Whatever other drives you can fit in your case, just make them one big NTFS partition.

Forget about the movies and music, but set up a little rsync script (or scheduled task) to copy your important documents from one hard drive to the other nightly. It's not an offsite backup, but it's better than nothing.
posted by chrisamiller at 1:04 AM on December 30, 2009


One partition.

Drives are getting so ridiculously low priced these days that a year from now any partition smaller than the full drive is going to feel cramped.

Toss the lowest size drive now, plan on doing the same in a few months when you buy a 2 Tb disk for 100 bucks.
posted by DreamerFi at 8:17 AM on December 30, 2009


One partition.

This is bad advice. What happens when you want to reformat and install a new OS without losing all of your stuff? If you have the room, you should always separate as much of your data as you can from your OS files.
posted by chrisamiller at 8:37 AM on December 30, 2009


I think I would back everything up onto the 750, pull the 200 Seagate and toss (or take apart for fun/education), reformat and repartition the 500 as your main machine drive and take the 250 and 750 and put them in an old/cheap machine, setting it up as network storage.
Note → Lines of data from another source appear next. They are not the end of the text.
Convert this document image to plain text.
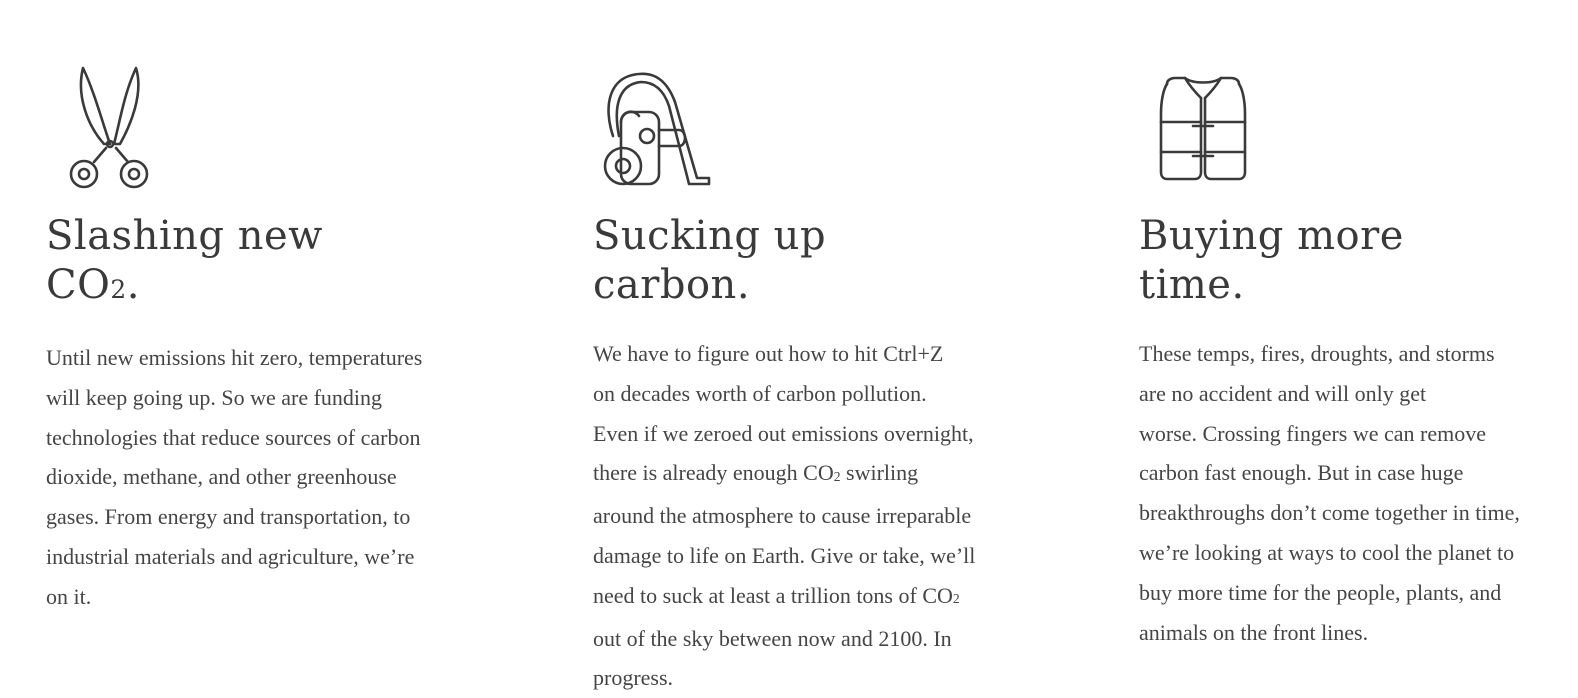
Slashing new
$CO_2$.

Until new emissions hit zero, temperatures
will keep going up. So we are funding
technologies that reduce sources of carbon
dioxide, methane, and other greenhouse
gases. From energy and transportation, to
industrial materials and agriculture, we’re
on it.

Sucking up
carbon.

We have to figure out how to hit Ctrl+Z
on decades worth of carbon pollution.
Even if we zeroed out emissions overnight,
there is already enough $CO_2$ swirling
around the atmosphere to cause irreparable
damage to life on Earth. Give or take, we’ll
need to suck at least a trillion tons of $CO_2$
out of the sky between now and 2100. In
progress.

Buying more
time.

These temps, fires, droughts, and storms
are no accident and will only get
worse. Crossing fingers we can remove
carbon fast enough. But in case huge
breakthroughs don’t come together in time,
we’re looking at ways to cool the planet to
buy more time for the people, plants, and
animals on the front lines.
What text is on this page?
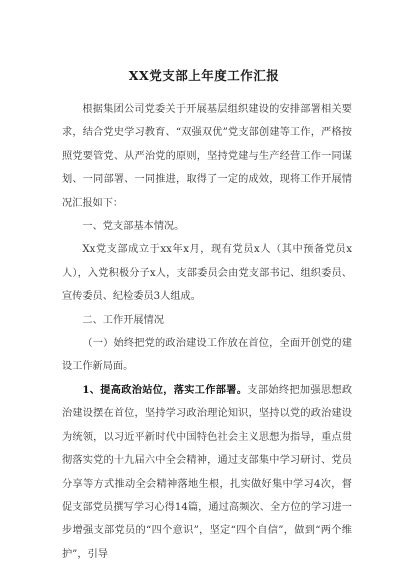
XX党支部上年度工作汇报

根据集团公司党委关于开展基层组织建设的安排部署相关要求，结合党史学习教育、“双强双优”党支部创建等工作，严格按照党要管党、从严治党的原则，坚持党建与生产经营工作一同谋划、一同部署、一同推进，取得了一定的成效，现将工作开展情况汇报如下：

一、党支部基本情况。

Xx党支部成立于xx年x月，现有党员x人（其中预备党员x人），入党积极分子x人，支部委员会由党支部书记、组织委员、宣传委员、纪检委员3人组成。

二、工作开展情况

（一）始终把党的政治建设工作放在首位，全面开创党的建设工作新局面。

1、提高政治站位，落实工作部署。支部始终把加强思想政治建设摆在首位，坚持学习政治理论知识，坚持以党的政治建设为统领，以习近平新时代中国特色社会主义思想为指导，重点贯彻落实党的十九届六中全会精神，通过支部集中学习研讨、党员分享等方式推动全会精神落地生根，扎实做好集中学习4次，督促支部党员撰写学习心得14篇，通过高频次、全方位的学习进一步增强支部党员的“四个意识”，坚定“四个自信”，做到“两个维护”，引导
You can put whatever OS on the 250 and most of your media and other files on the 750, so if the 250 fails you don't really lose anything.
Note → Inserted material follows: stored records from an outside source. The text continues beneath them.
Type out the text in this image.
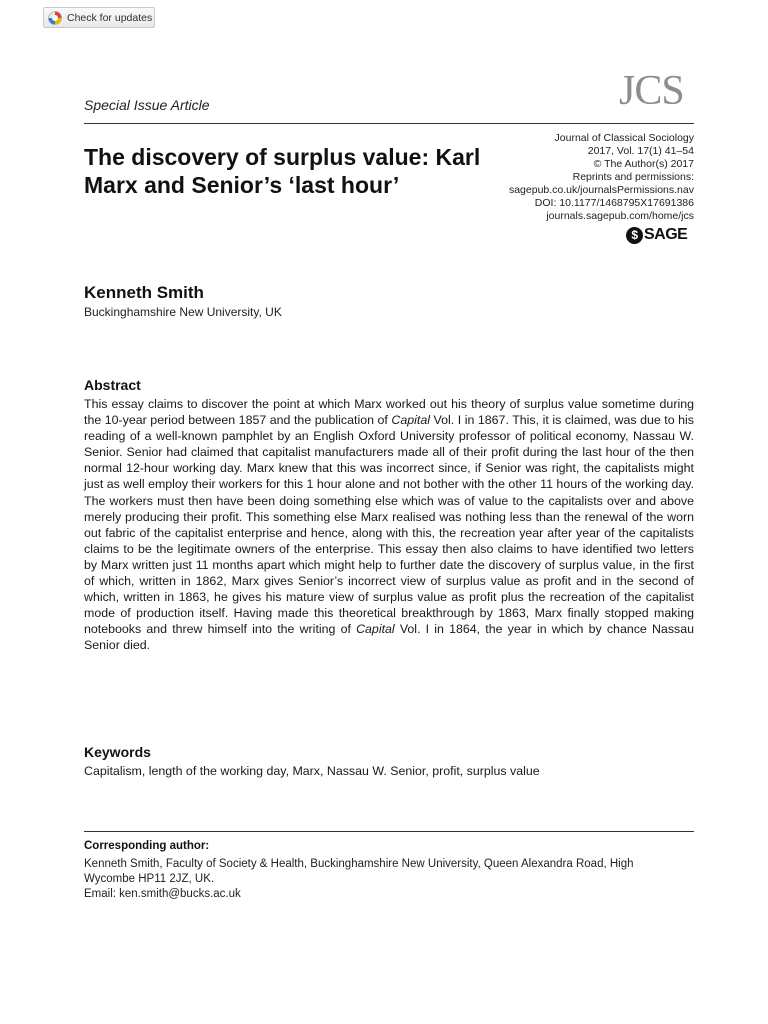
Check for updates
Special Issue Article	JCS
The discovery of surplus value: Karl Marx and Senior’s ‘last hour’
Journal of Classical Sociology
2017, Vol. 17(1) 41–54
© The Author(s) 2017
Reprints and permissions:
sagepub.co.uk/journalsPermissions.nav
DOI: 10.1177/1468795X17691386
journals.sagepub.com/home/jcs
$ SAGE
Kenneth Smith
Buckinghamshire New University, UK
Abstract

This essay claims to discover the point at which Marx worked out his theory of surplus value sometime during the 10-year period between 1857 and the publication of Capital Vol. I in 1867. This, it is claimed, was due to his reading of a well-known pamphlet by an English Oxford University professor of political economy, Nassau W. Senior. Senior had claimed that capitalist manufacturers made all of their profit during the last hour of the then normal 12-hour working day. Marx knew that this was incorrect since, if Senior was right, the capitalists might just as well employ their workers for this 1 hour alone and not bother with the other 11 hours of the working day. The workers must then have been doing something else which was of value to the capitalists over and above merely producing their profit. This something else Marx realised was nothing less than the renewal of the worn out fabric of the capitalist enterprise and hence, along with this, the recreation year after year of the capitalists claims to be the legitimate owners of the enterprise. This essay then also claims to have identified two letters by Marx written just 11 months apart which might help to further date the discovery of surplus value, in the first of which, written in 1862, Marx gives Senior’s incorrect view of surplus value as profit and in the second of which, written in 1863, he gives his mature view of surplus value as profit plus the recreation of the capitalist mode of production itself. Having made this theoretical breakthrough by 1863, Marx finally stopped making notebooks and threw himself into the writing of Capital Vol. I in 1864, the year in which by chance Nassau Senior died.

Keywords
Capitalism, length of the working day, Marx, Nassau W. Senior, profit, surplus value
Corresponding author:
Kenneth Smith, Faculty of Society & Health, Buckinghamshire New University, Queen Alexandra Road, High
Wycombe HP11 2JZ, UK.
Email: ken.smith@bucks.ac.uk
I have network storage machine that I also use as an HTPC with Boxee, which I really enjoy. That, in combination with a wireless Logitech game pad and an older, free version of Xpadder (which you can probably find with a little searching) gives me a media box that I can control remotely and play games on using my TV as a monitor.
posted by Menthol at 8:44 AM on December 30, 2009


Response by poster: I'm surprised there's such unanimity on pulling the seagate! I figured I would just put crap I didn't mind losing on it. Could it be a threat to the integrity of the machine?

I think you're on the right track Menthol, but I don't have the resources to set up another box at the moment. I kind of like the idea of having one OS per drive. Is this unnecessary? Should I look into setting up some kind of mega-partition across multiple drives?